Makes sense, I missed that part. That is why a generic "inlining" scheme
is problematic, because that depends on how does the runner encodes the
elements on the wire. And it is where TestStream's output needs to be
encoded into raw bytes, because the wire coder is unknown the the SDK
when submitting the job.
Thanks for the clarification and for bearing with me!
Jan
On 9/7/21 7:55 PM, Robert Bradshaw wrote:
On Mon, Sep 6, 2021 at 1:29 AM Jan Lukavský <[email protected]> wrote:
It is currently the latter for runners using this code (which not all
do, e.g. the ULR and Dataflow runners). I don't think we want to
ossify this decision as part of the spec. (Note that even what's
"known" and "unknown" can change from runner to runner.)
This is interesting and unexpected for me. How do runners decide about
how they encode elements between SDK harness and the runner? How do they
inform the SDK harness about this decision? My impression was that this
is well-defined at the model level. If not, then we have the reason for
misunderstanding in this conversation. :-)

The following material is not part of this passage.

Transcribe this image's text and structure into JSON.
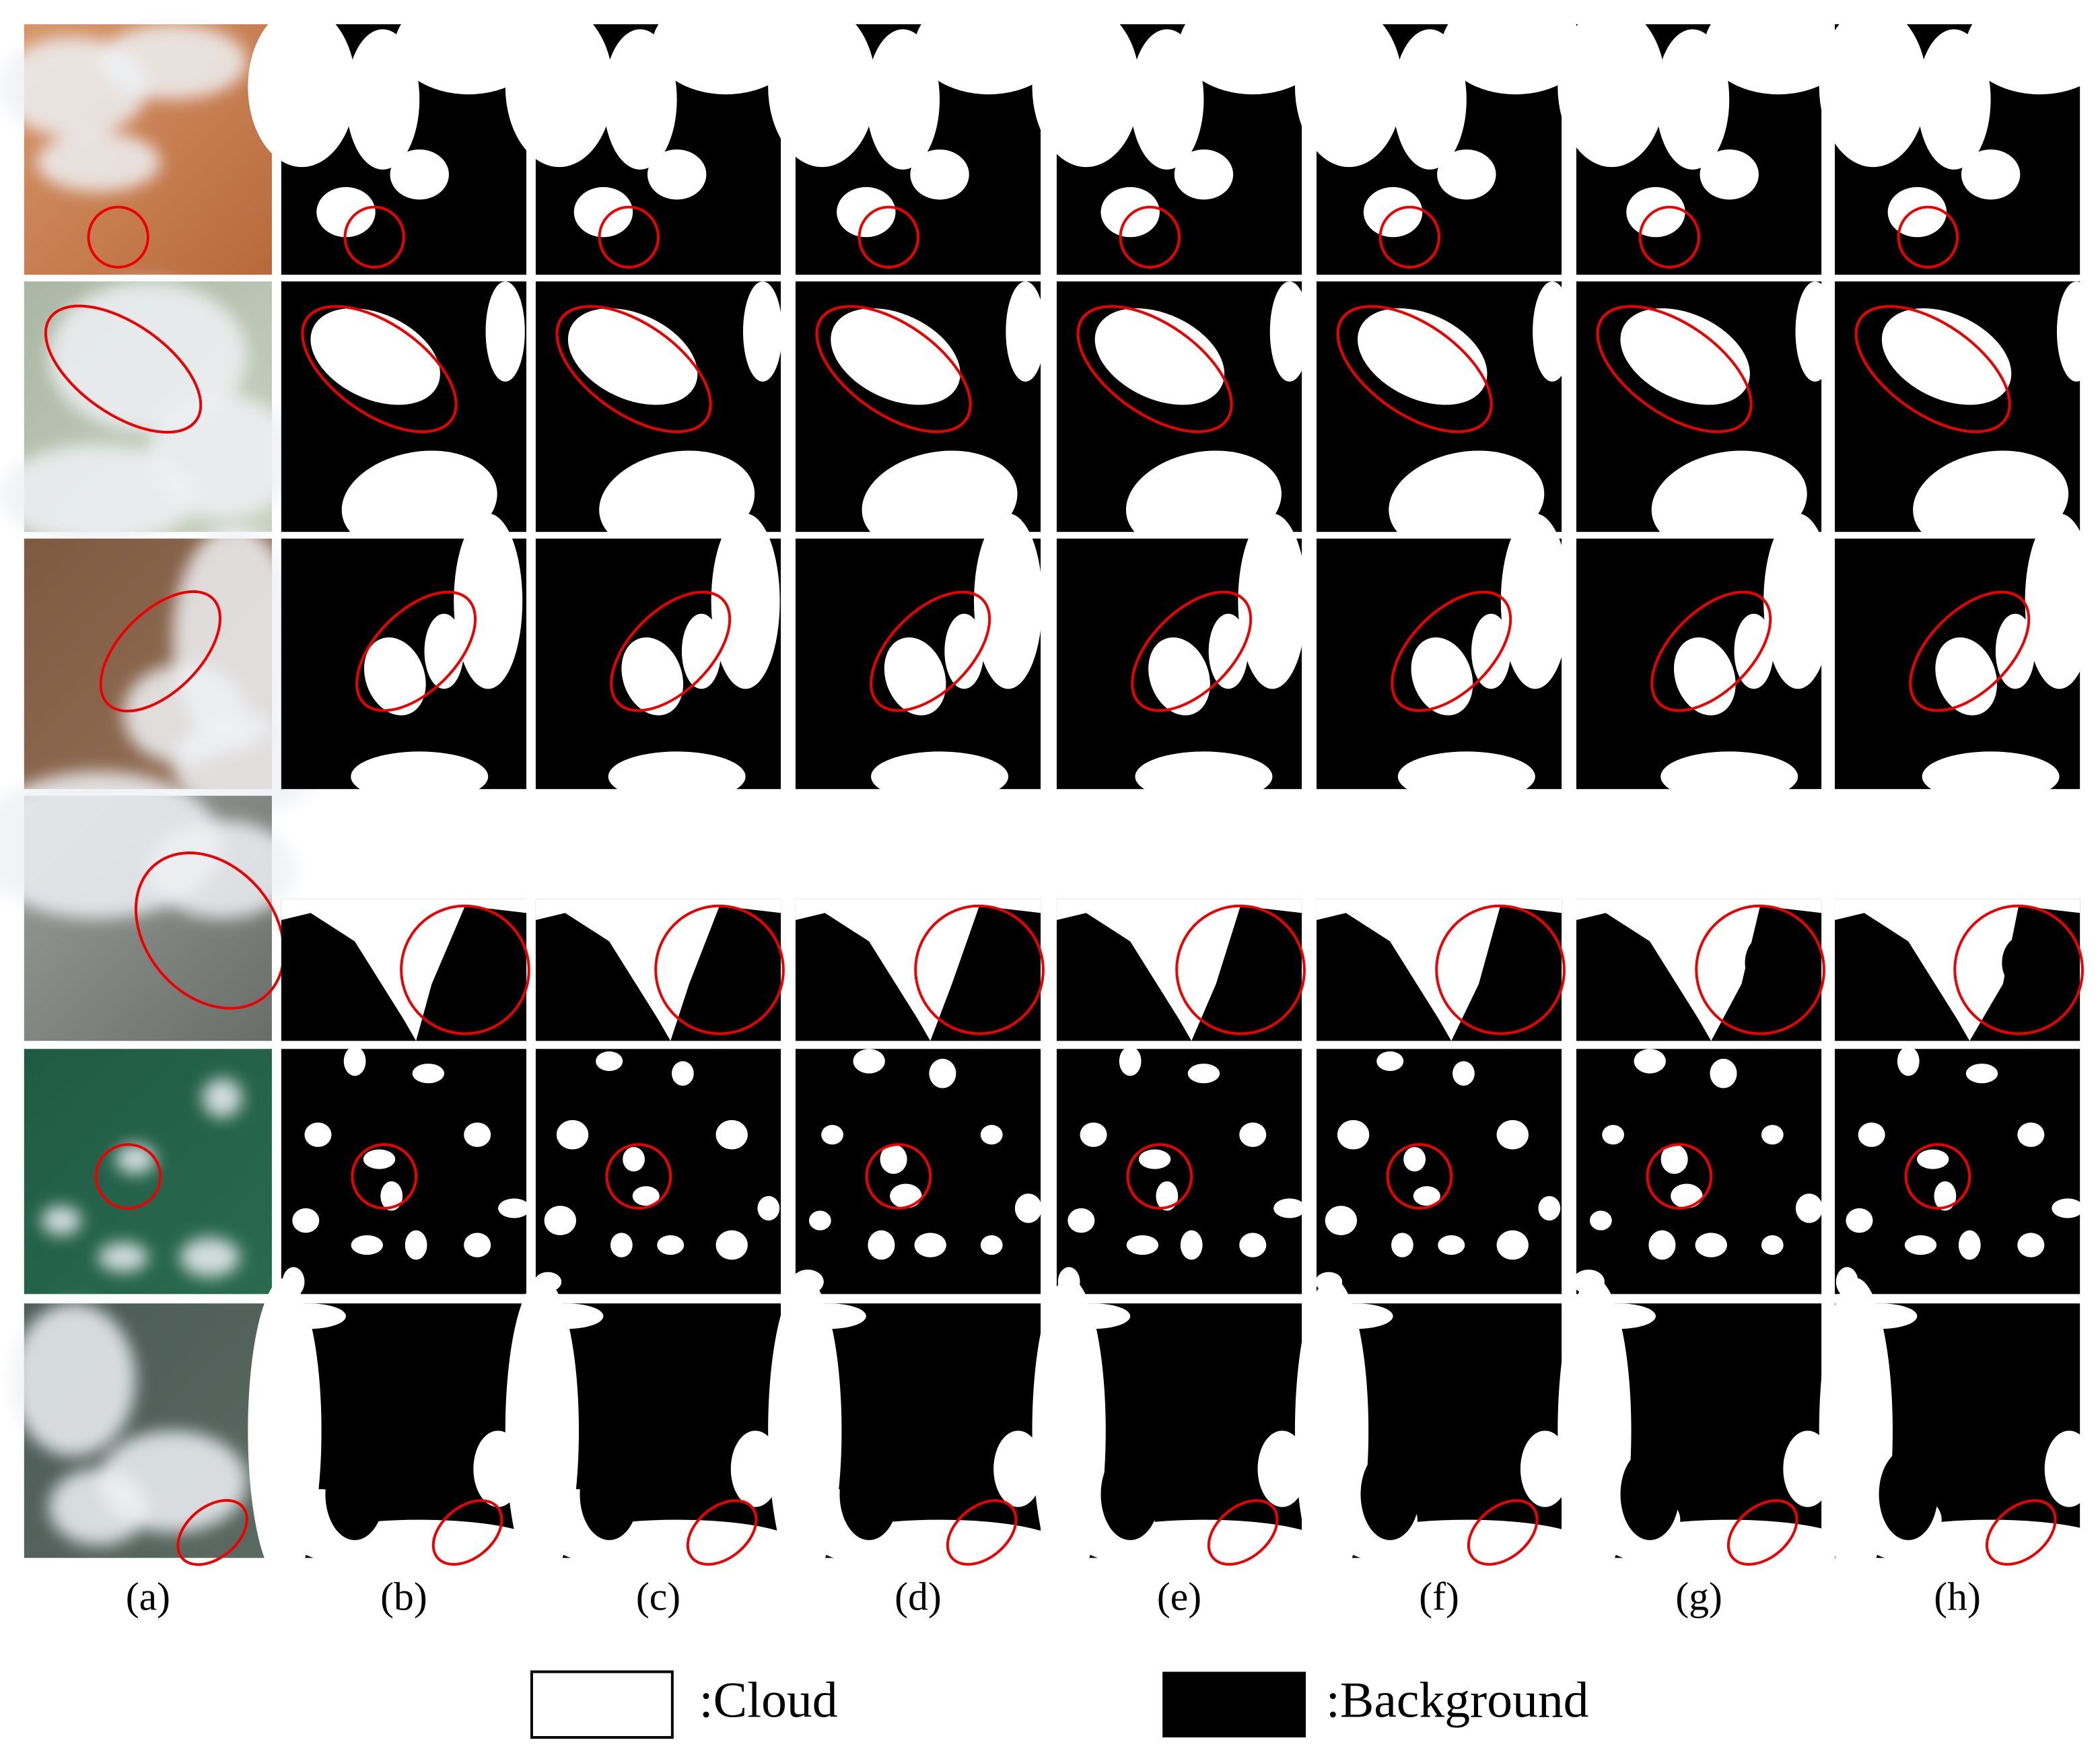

The coder id to use for a channel is specified by the runner on the
channel (both the input and output) operation when sending a process
bundle descriptor. They decide based on their capabilities (e.g. what
coders they understand vs. what needs wrapping) SDK capabilities (e.g.
for optimizations like param windowed value coder) and their needs
(e.g. to do a GBK, they need the key and value bytes, not just the
key-value bytes).